# Voided insurance question



## Moggytom (Dec 28, 2011)

Had a lot of faffing about with insurance lately and I ended up with my policy being voided and a full refund given, I've now sorted new insurance and put on I have voided policy in the past. Now is it like accidents I only have to put it on for 5 years or is it forever ? 
Was voided cause when I rung up to add a claim from 2011 they didn't do it so when I had an accident in April after someone slammed on they voided it back to day 1 so I paid 11 months insurance for them to do that after there **** up 

Thanks Tom


----------



## MagpieRH (May 27, 2014)

Usually says on the online forms "have you of any named drivers ever had insurance refused ... voided ..." So I think you'll always have to declare it


----------



## Moggytom (Dec 28, 2011)

Ok thanks a lot. was just wondering


----------



## Shiny (Apr 23, 2007)

As above, unfortunately the question does usually ask "ever". It will be less relevant to Insurers as time passes though, but will still need to be disclosed.

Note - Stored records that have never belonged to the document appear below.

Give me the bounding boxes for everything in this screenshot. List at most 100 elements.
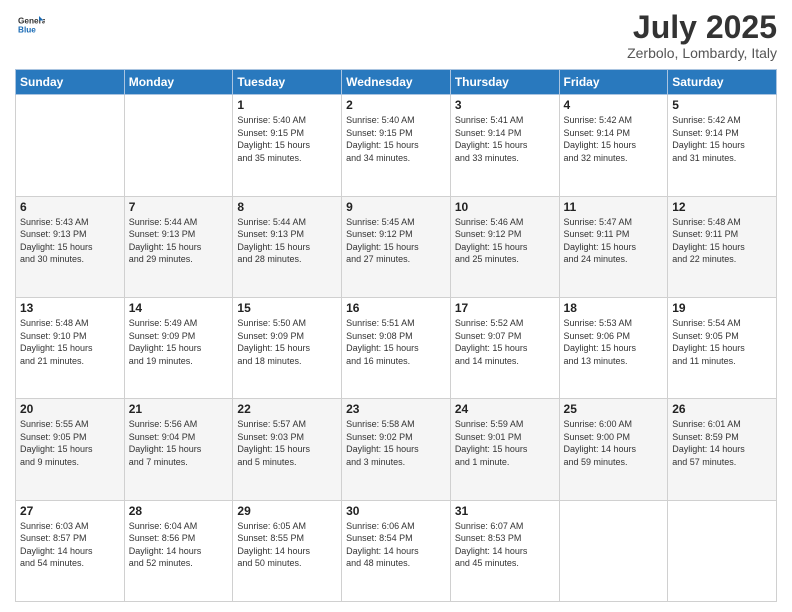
day-info: Sunrise: 5:53 AM Sunset: 9:06 PM Dayligh…	[564, 317, 664, 367]
day-number: 8	[237, 200, 337, 214]
calendar-cell: 13 Sunrise: 5:48 AM Sunset: 9:10 PM Dayli…	[16, 297, 125, 398]
month-title: July 2025	[627, 10, 777, 45]
calendar-cell: 22 Sunrise: 5:57 AM Sunset: 9:03 PM Dayli…	[233, 399, 342, 500]
page: General Blue July 2025 Zerbolo, Lombardy…	[0, 0, 792, 612]
day-info: Sunrise: 6:04 AM Sunset: 8:56 PM Dayligh…	[129, 520, 229, 570]
day-info: Sunrise: 5:42 AM Sunset: 9:14 PM Dayligh…	[672, 114, 772, 164]
calendar-cell: 11 Sunrise: 5:47 AM Sunset: 9:11 PM Dayli…	[559, 196, 668, 297]
calendar-cell: 31 Sunrise: 6:07 AM Sunset: 8:53 PM Dayli…	[450, 500, 559, 601]
day-number: 23	[346, 402, 446, 416]
calendar-header-row: SundayMondayTuesdayWednesdayThursdayFrid…	[16, 70, 777, 95]
day-number: 25	[564, 402, 664, 416]
logo: General Blue	[15, 10, 45, 40]
calendar-cell: 15 Sunrise: 5:50 AM Sunset: 9:09 PM Dayli…	[233, 297, 342, 398]
calendar-cell: 5 Sunrise: 5:42 AM Sunset: 9:14 PM Daylig…	[668, 95, 777, 196]
day-header-tuesday: Tuesday	[233, 70, 342, 95]
day-info: Sunrise: 5:52 AM Sunset: 9:07 PM Dayligh…	[455, 317, 555, 367]
calendar-cell: 18 Sunrise: 5:53 AM Sunset: 9:06 PM Dayli…	[559, 297, 668, 398]
calendar-cell: 25 Sunrise: 6:00 AM Sunset: 9:00 PM Dayli…	[559, 399, 668, 500]
calendar-cell: 29 Sunrise: 6:05 AM Sunset: 8:55 PM Dayli…	[233, 500, 342, 601]
week-row-4: 20Sunrise: 5:55 AM Sunset: 9:05 PM Dayli…	[16, 399, 777, 500]
day-info: Sunrise: 5:40 AM Sunset: 9:15 PM Dayligh…	[237, 114, 337, 164]
header: General Blue July 2025 Zerbolo, Lombardy…	[15, 10, 777, 61]
calendar-cell	[668, 500, 777, 601]
day-number: 18	[564, 301, 664, 315]
day-info: Sunrise: 5:41 AM Sunset: 9:14 PM Dayligh…	[455, 114, 555, 164]
svg-text:General: General	[18, 17, 45, 26]
day-info: Sunrise: 5:54 AM Sunset: 9:05 PM Dayligh…	[672, 317, 772, 367]
day-number: 24	[455, 402, 555, 416]
day-number: 2	[346, 98, 446, 112]
day-info: Sunrise: 5:48 AM Sunset: 9:11 PM Dayligh…	[672, 216, 772, 266]
day-number: 11	[564, 200, 664, 214]
day-info: Sunrise: 5:49 AM Sunset: 9:09 PM Dayligh…	[129, 317, 229, 367]
calendar-cell	[16, 95, 125, 196]
day-info: Sunrise: 5:57 AM Sunset: 9:03 PM Dayligh…	[237, 418, 337, 468]
day-number: 13	[20, 301, 120, 315]
day-number: 17	[455, 301, 555, 315]
day-info: Sunrise: 6:00 AM Sunset: 9:00 PM Dayligh…	[564, 418, 664, 468]
calendar-cell: 6 Sunrise: 5:43 AM Sunset: 9:13 PM Daylig…	[16, 196, 125, 297]
day-info: Sunrise: 6:06 AM Sunset: 8:54 PM Dayligh…	[346, 520, 446, 570]
calendar-cell: 3 Sunrise: 5:41 AM Sunset: 9:14 PM Daylig…	[450, 95, 559, 196]
day-info: Sunrise: 5:42 AM Sunset: 9:14 PM Dayligh…	[564, 114, 664, 164]
calendar-cell: 16Sunrise: 5:51 AM Sunset: 9:08 PM Dayli…	[342, 297, 451, 398]
calendar-cell: 8 Sunrise: 5:44 AM Sunset: 9:13 PM Daylig…	[233, 196, 342, 297]
day-number: 29	[237, 504, 337, 518]
day-info: Sunrise: 5:50 AM Sunset: 9:09 PM Dayligh…	[237, 317, 337, 367]
day-info: Sunrise: 5:46 AM Sunset: 9:12 PM Dayligh…	[455, 216, 555, 266]
day-info: Sunrise: 5:47 AM Sunset: 9:11 PM Dayligh…	[564, 216, 664, 266]
day-info: Sunrise: 5:59 AM Sunset: 9:01 PM Dayligh…	[455, 418, 555, 468]
day-number: 31	[455, 504, 555, 518]
day-info: Sunrise: 6:07 AM Sunset: 8:53 PM Dayligh…	[455, 520, 555, 570]
day-info: Sunrise: 6:01 AM Sunset: 8:59 PM Dayligh…	[672, 418, 772, 468]
day-info: Sunrise: 5:45 AM Sunset: 9:12 PM Dayligh…	[346, 216, 446, 266]
day-number: 21	[129, 402, 229, 416]
calendar-table: SundayMondayTuesdayWednesdayThursdayFrid…	[15, 69, 777, 602]
day-number: 15	[237, 301, 337, 315]
day-header-friday: Friday	[559, 70, 668, 95]
day-number: 26	[672, 402, 772, 416]
day-info: Sunrise: 5:44 AM Sunset: 9:13 PM Dayligh…	[129, 216, 229, 266]
day-header-saturday: Saturday	[668, 70, 777, 95]
calendar-cell: 30 Sunrise: 6:06 AM Sunset: 8:54 PM Dayli…	[342, 500, 451, 601]
day-number: 4	[564, 98, 664, 112]
day-header-wednesday: Wednesday	[342, 70, 451, 95]
day-number: 14	[129, 301, 229, 315]
calendar-cell	[124, 95, 233, 196]
calendar-cell: 17 Sunrise: 5:52 AM Sunset: 9:07 PM Dayli…	[450, 297, 559, 398]
calendar-cell	[559, 500, 668, 601]
calendar-cell: 7 Sunrise: 5:44 AM Sunset: 9:13 PM Daylig…	[124, 196, 233, 297]
day-number: 30	[346, 504, 446, 518]
day-number: 27	[20, 504, 120, 518]
day-number: 10	[455, 200, 555, 214]
week-row-1: 1Sunrise: 5:40 AM Sunset: 9:15 PM Daylig…	[16, 95, 777, 196]
calendar-cell: 23Sunrise: 5:58 AM Sunset: 9:02 PM Dayli…	[342, 399, 451, 500]
day-info: Sunrise: 5:48 AM Sunset: 9:10 PM Dayligh…	[20, 317, 120, 367]
day-number: 6	[20, 200, 120, 214]
day-number: 9	[346, 200, 446, 214]
day-number: 12	[672, 200, 772, 214]
day-number: 5	[672, 98, 772, 112]
calendar-cell: 24 Sunrise: 5:59 AM Sunset: 9:01 PM Dayli…	[450, 399, 559, 500]
day-number: 3	[455, 98, 555, 112]
day-number: 20	[20, 402, 120, 416]
calendar-cell: 26 Sunrise: 6:01 AM Sunset: 8:59 PM Dayli…	[668, 399, 777, 500]
calendar-cell: 12 Sunrise: 5:48 AM Sunset: 9:11 PM Dayli…	[668, 196, 777, 297]
day-number: 28	[129, 504, 229, 518]
day-number: 22	[237, 402, 337, 416]
week-row-5: 27 Sunrise: 6:03 AM Sunset: 8:57 PM Dayli…	[16, 500, 777, 601]
day-number: 7	[129, 200, 229, 214]
day-info: Sunrise: 6:03 AM Sunset: 8:57 PM Dayligh…	[20, 520, 120, 570]
day-header-sunday: Sunday	[16, 70, 125, 95]
calendar-cell: 27 Sunrise: 6:03 AM Sunset: 8:57 PM Dayli…	[16, 500, 125, 601]
day-info: Sunrise: 6:05 AM Sunset: 8:55 PM Dayligh…	[237, 520, 337, 570]
day-info: Sunrise: 5:44 AM Sunset: 9:13 PM Dayligh…	[237, 216, 337, 266]
day-info: Sunrise: 5:43 AM Sunset: 9:13 PM Dayligh…	[20, 216, 120, 266]
calendar-cell: 4 Sunrise: 5:42 AM Sunset: 9:14 PM Daylig…	[559, 95, 668, 196]
day-number: 19	[672, 301, 772, 315]
calendar-cell: 21Sunrise: 5:56 AM Sunset: 9:04 PM Dayli…	[124, 399, 233, 500]
calendar-cell: 1Sunrise: 5:40 AM Sunset: 9:15 PM Daylig…	[233, 95, 342, 196]
location: Zerbolo, Lombardy, Italy	[627, 45, 777, 61]
day-info: Sunrise: 5:51 AM Sunset: 9:08 PM Dayligh…	[346, 317, 446, 367]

The other problem you will have when proposing for any insurance is as to whether the question asks "have you ever had insurance refused...etc" or if it asks "in respect of the insurance being proposed, have you ever...etc".

If it is the first one, then it will need to be disclosed even if you are proposing house insurance, travel insurance etc, although with an adequate explanation it shouldn't cause a problem with these.


----------



## Moggytom (Dec 28, 2011)

Well I managed to reinsure my car again fine price had gone up slighly but I put that down to having an extra accident on my account. Currently with lv to so hopefully a decent complany that wornt try **** me over like co op did


----------